Versioning is driven by the _version module inside the source code. To change the version simply modify the variable inside the module and push changes.

Releases are done through the release workflow. Release plan can be run manually, for example, to release a dev version from branch. Release plan is also run automatically when there is a successful CI plan run on master (typically after merge).

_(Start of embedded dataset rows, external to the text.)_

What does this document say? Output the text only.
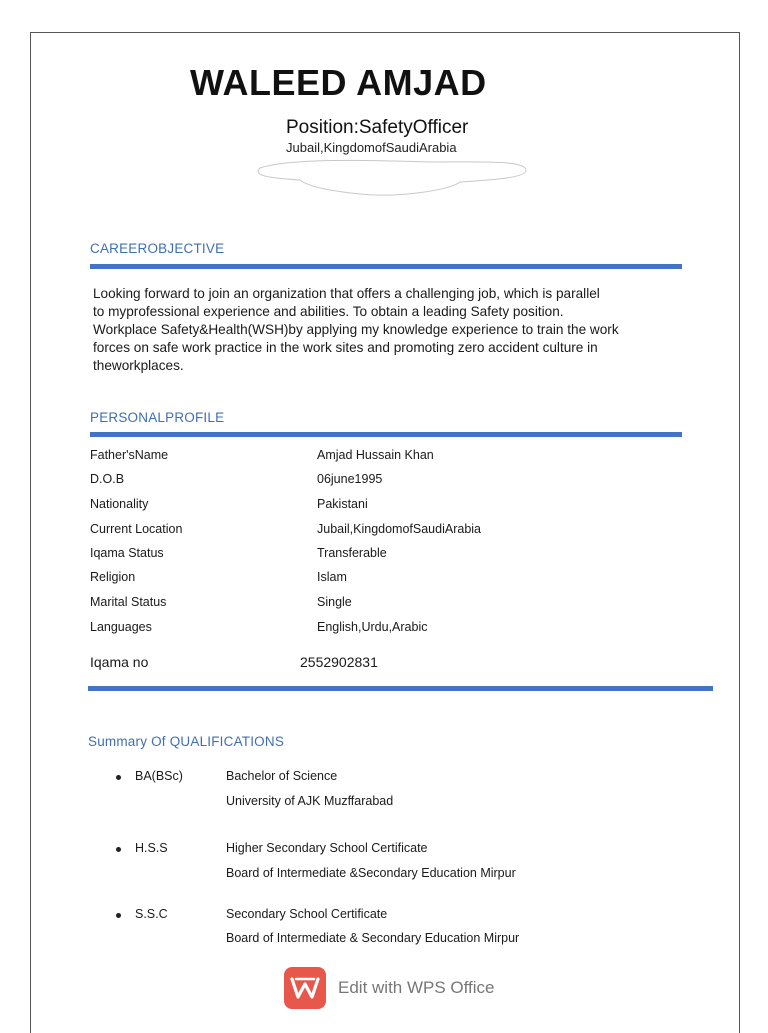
WALEED AMJAD
Position:SafetyOfficer
Jubail,KingdomofSaudiArabia
CAREEROBJECTIVE
Looking forward to join an organization that offers a challenging job, which is parallel
to myprofessional experience and abilities. To obtain a leading Safety position.
Workplace Safety&Health(WSH)by applying my knowledge experience to train the work
forces on safe work practice in the work sites and promoting zero accident culture in
theworkplaces.
PERSONALPROFILE
Father'sName	Amjad Hussain Khan
D.O.B	06june1995
Nationality	Pakistani
Current Location	Jubail,KingdomofSaudiArabia
Iqama Status	Transferable
Religion	Islam
Marital Status	Single
Languages	English,Urdu,Arabic
Iqama no	2552902831
Summary Of QUALIFICATIONS
BA(BSc)	Bachelor of Science
University of AJK Muzffarabad
H.S.S	Higher Secondary School Certificate
Board of Intermediate &Secondary Education Mirpur
S.S.C	Secondary School Certificate
Board of Intermediate & Secondary Education Mirpur
Edit with WPS Office
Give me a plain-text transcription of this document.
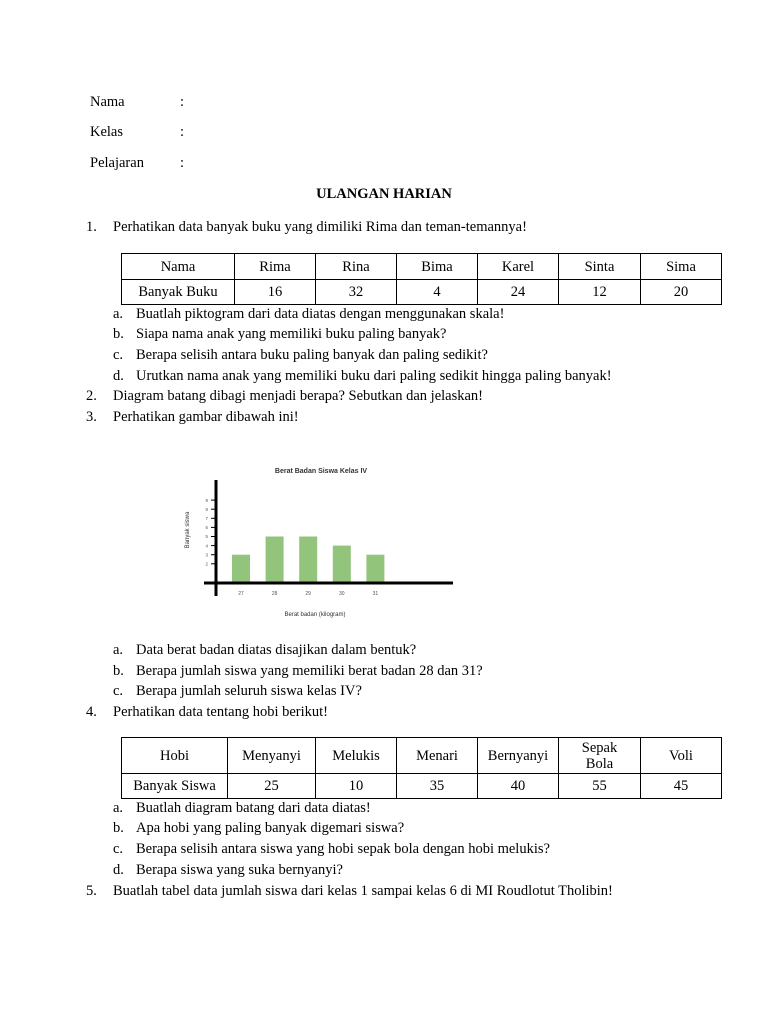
Nama	:
Kelas	:
Pelajaran :
ULANGAN HARIAN
1. Perhatikan data banyak buku yang dimiliki Rima dan teman-temannya!
Nama	Rima	Rina	Bima	Karel	Sinta	Sima
Banyak Buku	16	32	4	24	12	20
a. Buatlah piktogram dari data diatas dengan menggunakan skala!
b. Siapa nama anak yang memiliki buku paling banyak?
c. Berapa selisih antara buku paling banyak dan paling sedikit?
d. Urutkan nama anak yang memiliki buku dari paling sedikit hingga paling banyak!
2. Diagram batang dibagi menjadi berapa? Sebutkan dan jelaskan!
3. Perhatikan gambar dibawah ini!
Berat Badan Siswa Kelas IV
Banyak siswa
Berat badan (kilogram)
2
3
4
5
6
7
8
9
27	28	29	30	31
a. Data berat badan diatas disajikan dalam bentuk?
b. Berapa jumlah siswa yang memiliki berat badan 28 dan 31?
c. Berapa jumlah seluruh siswa kelas IV?
4. Perhatikan data tentang hobi berikut!
Hobi	Menyanyi	Melukis	Menari	Bernyanyi	Sepak Bola	Voli
Banyak Siswa	25	10	35	40	55	45
a. Buatlah diagram batang dari data diatas!
b. Apa hobi yang paling banyak digemari siswa?
c. Berapa selisih antara siswa yang hobi sepak bola dengan hobi melukis?
d. Berapa siswa yang suka bernyanyi?
5. Buatlah tabel data jumlah siswa dari kelas 1 sampai kelas 6 di MI Roudlotut Tholibin!
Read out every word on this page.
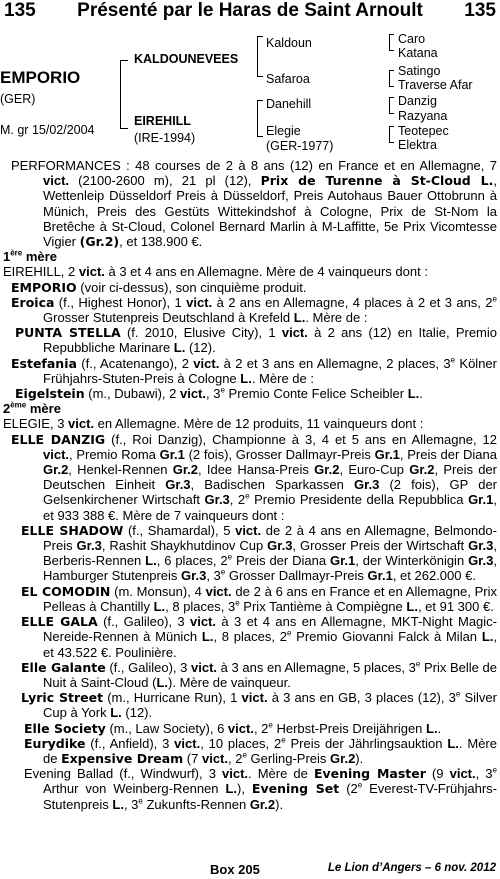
135	Présenté par le Haras de Saint Arnoult	135
EMPORIO
(GER)
M. gr 15/02/2004
KALDOUNEVEES
EIREHILL
(IRE-1994)
Kaldoun
Safaroa
Danehill
Elegie
(GER-1977)
Caro
Katana
Satingo
Traverse Afar
Danzig
Razyana
Teotepec
Elektra

PERFORMANCES : 48 courses de 2 à 8 ans (12) en France et en Allemagne, 7 vict. (2100-2600 m), 21 pl (12), Prix de Turenne à St-Cloud L., Wettenleip Düsseldorf Preis à Düsseldorf, Preis Autohaus Bauer Ottobrunn à Münich, Preis des Gestüts Wittekindshof à Cologne, Prix de St-Nom la Bretêche à St-Cloud, Colonel Bernard Marlin à M-Laffitte, 5e Prix Vicomtesse Vigier (Gr.2), et 138.900 €.

1ère mère

EIREHILL, 2 vict. à 3 et 4 ans en Allemagne. Mère de 4 vainqueurs dont :

EMPORIO (voir ci-dessus), son cinquième produit.

Eroica (f., Highest Honor), 1 vict. à 2 ans en Allemagne, 4 places à 2 et 3 ans, 2e Grosser Stutenpreis Deutschland à Krefeld L.. Mère de :

PUNTA STELLA (f. 2010, Elusive City), 1 vict. à 2 ans (12) en Italie, Premio Repubbliche Marinare L. (12).

Estefania (f., Acatenango), 2 vict. à 2 et 3 ans en Allemagne, 2 places, 3e Kölner Frühjahrs-Stuten-Preis à Cologne L.. Mère de :

Eigelstein (m., Dubawi), 2 vict., 3e Premio Conte Felice Scheibler L..

2ème mère

ELEGIE, 3 vict. en Allemagne. Mère de 12 produits, 11 vainqueurs dont :

ELLE DANZIG (f., Roi Danzig), Championne à 3, 4 et 5 ans en Allemagne, 12 vict., Premio Roma Gr.1 (2 fois), Grosser Dallmayr-Preis Gr.1, Preis der Diana Gr.2, Henkel-Rennen Gr.2, Idee Hansa-Preis Gr.2, Euro-Cup Gr.2, Preis der Deutschen Einheit Gr.3, Badischen Sparkassen Gr.3 (2 fois), GP der Gelsenkirchener Wirtschaft Gr.3, 2e Premio Presidente della Repubblica Gr.1, et 933 388 €. Mère de 7 vainqueurs dont :

ELLE SHADOW (f., Shamardal), 5 vict. de 2 à 4 ans en Allemagne, Belmondo-Preis Gr.3, Rashit Shaykhutdinov Cup Gr.3, Grosser Preis der Wirtschaft Gr.3, Berberis-Rennen L., 6 places, 2e Preis der Diana Gr.1, der Winterkönigin Gr.3, Hamburger Stutenpreis Gr.3, 3e Grosser Dallmayr-Preis Gr.1, et 262.000 €.

EL COMODIN (m. Monsun), 4 vict. de 2 à 6 ans en France et en Allemagne, Prix Pelleas à Chantilly L., 8 places, 3e Prix Tantième à Compiègne L., et 91 300 €.

ELLE GALA (f., Galileo), 3 vict. à 3 et 4 ans en Allemagne, MKT-Night Magic-Nereide-Rennen à Münich L., 8 places, 2e Premio Giovanni Falck à Milan L., et 43.522 €. Poulinière.

Elle Galante (f., Galileo), 3 vict. à 3 ans en Allemagne, 5 places, 3e Prix Belle de Nuit à Saint-Cloud (L.). Mère de vainqueur.

Lyric Street (m., Hurricane Run), 1 vict. à 3 ans en GB, 3 places (12), 3e Silver Cup à York L. (12).

Elle Society (m., Law Society), 6 vict., 2e Herbst-Preis Dreijährigen L..

Eurydike (f., Anfield), 3 vict., 10 places, 2e Preis der Jährlingsauktion L.. Mère de Expensive Dream (7 vict., 2e Gerling-Preis Gr.2).

Evening Ballad (f., Windwurf), 3 vict.. Mère de Evening Master (9 vict., 3e Arthur von Weinberg-Rennen L.), Evening Set (2e Everest-TV-Frühjahrs-Stutenpreis L., 3e Zukunfts-Rennen Gr.2).

Box 205	Le Lion d’Angers – 6 nov. 2012
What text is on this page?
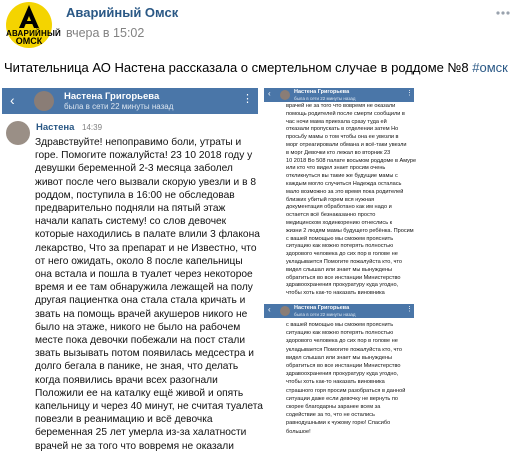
АВАРИЙНЫЙ
ОМСК
Аварийный Омск
вчера в 15:02
Читательница АО Настена рассказала о смертельном случае в роддоме №8 #омск
‹	Настена Григорьева
была в сети 22 минуты назад
⋮
Настена 14:39
Здравствуйте! непоправимо боли, утраты и
горе. Помогите пожалуйста! 23 10 2018 году у
девушки беременной 2-3 месяца заболел
живот после чего вызвали скорую увезли и в 8
роддом, поступила в 16:00 не обследовав
предварительно подняли на пятый этаж
начали капать систему! со слов девочек
которые находились в палате влили 3 флакона
лекарство, Что за препарат и не Известно, что
от него ожидать, около 8 после капельницы
она встала и пошла в туалет через некоторое
время и ее там обнаружила лежащей на полу
другая пациентка она стала стала кричать и
звать на помощь врачей акушеров никого не
было на этаже, никого не было на рабочем
месте пока девочки побежали на пост стали
звать вызывать потом появилась медсестра и
долго бегала в панике, не зная, что делать
когда появились врачи всех разогнали
Положили ее на каталку ещё живой и опять
капельницу и через 40 минут, не считая туалета
повезли в реанимацию и всё девочка
беременная 25 лет умерла из-за халатности
врачей не за того что вовремя не оказали
‹	Настена Григорьева
была в сети 22 минуты назад
⋮
врачей не за того что вовремя не оказали
помощь родителей после смерти сообщили в
час ночи мама приехала сразу туда ей
отказали пропускать в отделении затем Но
просьбу мамы о том чтобы она ее увезли в
морг отреагировали обмана и всё-таки увезли
в морг Девочки кто лежал во вторник 23
10 2018 Во 508 палате восьмом роддоме в Амуре
или кто что видел знает просим очень
откликнуться вы такие же будущие мамы с
каждым могло случиться Надежда осталась
мало возможно за это время пока родителей
близких убитый горем вся нужная
документация обработано как им надо и
остается всё безнаказанно просто
медицинском ходинкорению отнеслись к
жизни 2 людям мамы будущего ребёнка. Просим
с вашей помощью мы сможем прояснить
ситуацию как можно потерять полностью
здорового человека до сих пор в голове не
укладывается Помогите пожалуйста кто, что
видел слышал или знает мы вынуждены
обратиться во все инстанции Министерство
здравоохранения прокуратуру куда угодно,
чтобы хоть как-то наказать виновника
‹	Настена Григорьева
была в сети 22 минуты назад
⋮
с вашей помощью мы сможем прояснить
ситуацию как можно потерять полностью
здорового человека до сих пор в голове не
укладывается Помогите пожалуйста кто, что
видел слышал или знает мы вынуждены
обратиться во все инстанции Министерство
здравоохранения прокуратуру куда угодно,
чтобы хоть как-то наказать виновника
страшного горя просим разобраться в данной
ситуации даже если девочку не вернуть по
скорее благодарны заранее всем за
содействие за то, что не остались
равнодушными к чужому горю! Спасибо
большое!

We use 3 kinds of releases:

  • major.minor.devX – development releases, for testing purposes
  • major.minor.rcX – release candidates, tested in a real project
  • major.minor.patch – standard release, ready to be use in production

Coding

We cultivate the following rules. Feel free to improve the codebase by the way of development effort.

Functions visibility

  • _ prefix, e.g. _do_something() - the function is private for the module/class that defines it, must not be used anywhere else. Breaking changes allowed.
  • no prefix, no decorator, e.g. do_something() - cross-module public, i.e. the function is allowed to be used outside the module/class that defines it, but within the BigFlow code. It is not considered a part of the BigFlow API. Breaking changes allowed.
  • @public decorator, e.g. @public do_something() - the function is considered a part of the BigFlow API and can be used by project codebase. Breaking changes are forbidden.

Type hints

Type hints are mandatory for:

  • @public-decorated functions;
  • cross-module public functions.

Type hints are optional for:

  • tests;
  • private functions.

Docstrings

  • do not double the same content in markdown docs and Python docstrings - skip general descriptions, focus on what's essential when using the class/function;
  • docstrings are mandatory for:
    • @public-decorated functions;
    • cross-module public functions.

Pinning base requirements

When you change a base requirement, remember to update base_frozen extras. To generate base_frozen extras requirements, run the following commands:

cd requirements
pip-compile base_frozen.in

Development process

At the beginning set up infrastructure for your test project.

Then implement your changes for bigflow and push changes on your newly created specific branch.

After that, on test project set in requirements.in bigflow version from your branch. to do that you just need to set bigflow in requirements.in file.

Then remove your requirements.txt file, build dependencies once again (using pip-compile or bf build-requirements command), then uninstall bigflow locally and run pip install -r resources/requirements.txt. After that, you can simply run bf build and bf deploy commands and finally check created DAGs on Airflow website which you can access from composer who were initialized in infrastructure project.